Mereka akhirnya mandi berdua. Untung saja, sudah sangat sore, sehingga adegan baru saja tidak akan terulang di kamar mandi. Mereka mandi dengan tenang, saling menggosok punggung dan saling memandikan. Merupakan kegiatan yang sangat mengasyikan bagi sepasang suami istri. Terlihat sederhana, tapi mengeratkan hubungan.
“Mas, kita menjemput papa dan mama di bandara ahri ini. Mereka akan mengunjungi kita dan hotel. Katanya, akan bertemu dengan partner bisnis baru.” Eliana berjinjit mengambilkan baju untuk suaminya. Karena melihat istrinya kesusahan, maka Bayu mengangkat tubuh istrinya untuk mengambilnya. Akan tetapi, rupanya dia melilitkan handuk kurang kencang, sehingga handuk tersebut melorot dan memperlihatkan barang antik milik Bayu.
“Weh, sangkarnya terbuka,” pekik Bayu. Mereka tertawa bersama dengan kejadian itu. Untung hanya mereka berdua, tidak ada orang lain di dalam ruangan itu.
“Ih, kamu ....” Eliana menepuk dada telanjang suaminya. Lelaki itu langsung mengambil handuknya dan menutupi seluruh asetnya. Setelah itu berganti pakaian. Setelah selesai dengan pakaiannya, dia turun dan memanasi mobil. Mereka akan menggunakan mobil mahal yang sangat nyaman karena mau menjemput orang tuanya.
Setelah beberapa menit dan istrinya belum juga turun, lelaki itu menyusul istrinya ke kamar. Ternyata dugaannya benar. Istrinya baru selesai menebali alisnya, kemudian membubuhkan lipstik ke bibir merahnya, sehingga keranuman bibirnya lebih terekspose.
“Nggak usah canti-cantik. Nanti dilirik orang.” Bayu menggandeng istrinya yang nyengir karena merasa bersalah kelamaan berdandan.
“Hehehe, ayo kita pergi!” Mereka kemudian berjalan menuju ke garasi. Mobil sudah menyala mesinnya, karena memang Bayu sudah menyalakan mesinnya tadi. Dia membukakan pintu untuk istrinya, kemudian dengan tersenyum Eliana memasuki mobil tersebut. Mereka membelah kota Jakarta. Kota impian dimana mereka dapat membuat hati mereka saling bersatu.

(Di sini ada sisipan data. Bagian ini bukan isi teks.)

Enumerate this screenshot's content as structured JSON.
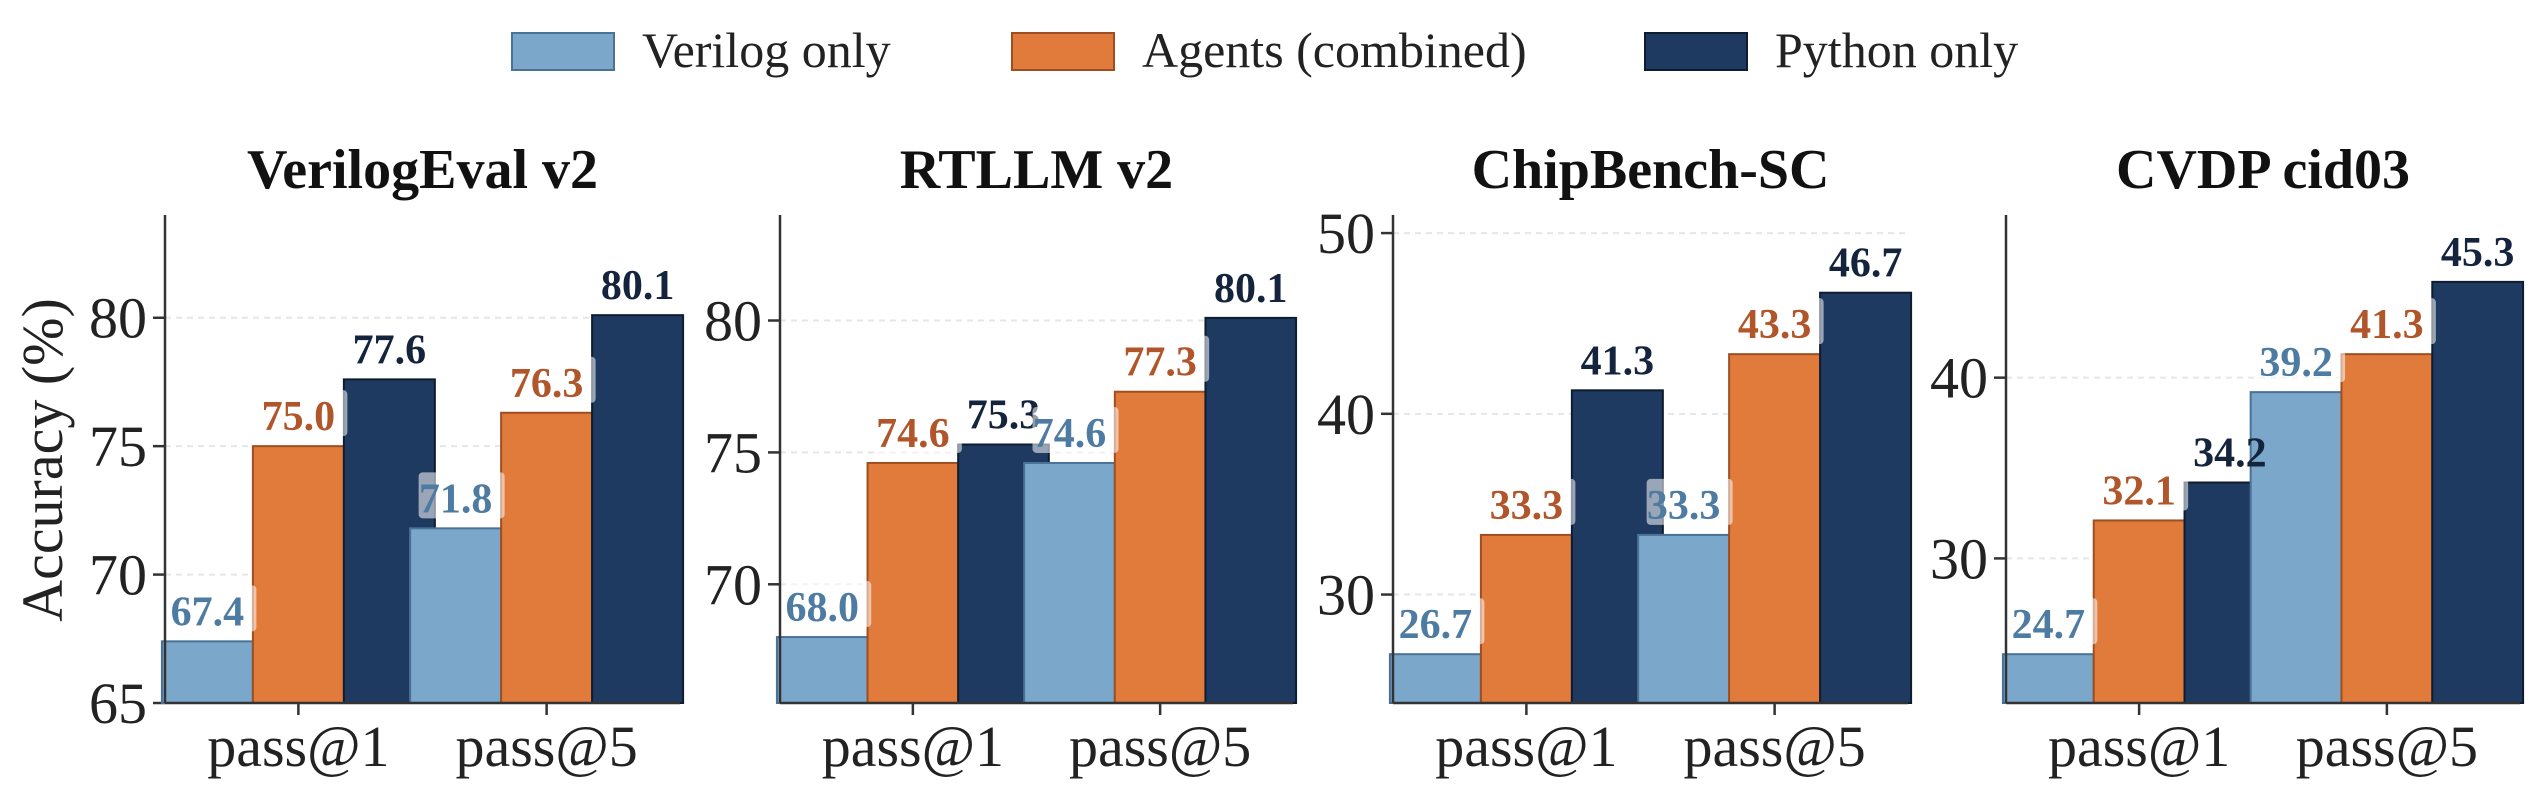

“Mas, selalu saja macet begini, ya? Kalau ada mobil yang sekaligus bisa terbang, mungkin akan lebih baik.” Eliana tersenyum dalam keluhannya.
“Kita harus sering-sering bersyukur, Sayang. Dahulu kita tidak dapat menaiki mobil seperti ini. Akan adanya pembangunan, kita dapat menaikinya. Harus sering bersyukur,ya?” Bayu memperingatkan istrinya. kemacetan ini memang yang menyebabkan adalah orang-orang yang memiliki mobil seperti mereka. Jika mereka tidak egosis dan mau memilih angkutan umum, tentu saja kemacetan dapat dihindari.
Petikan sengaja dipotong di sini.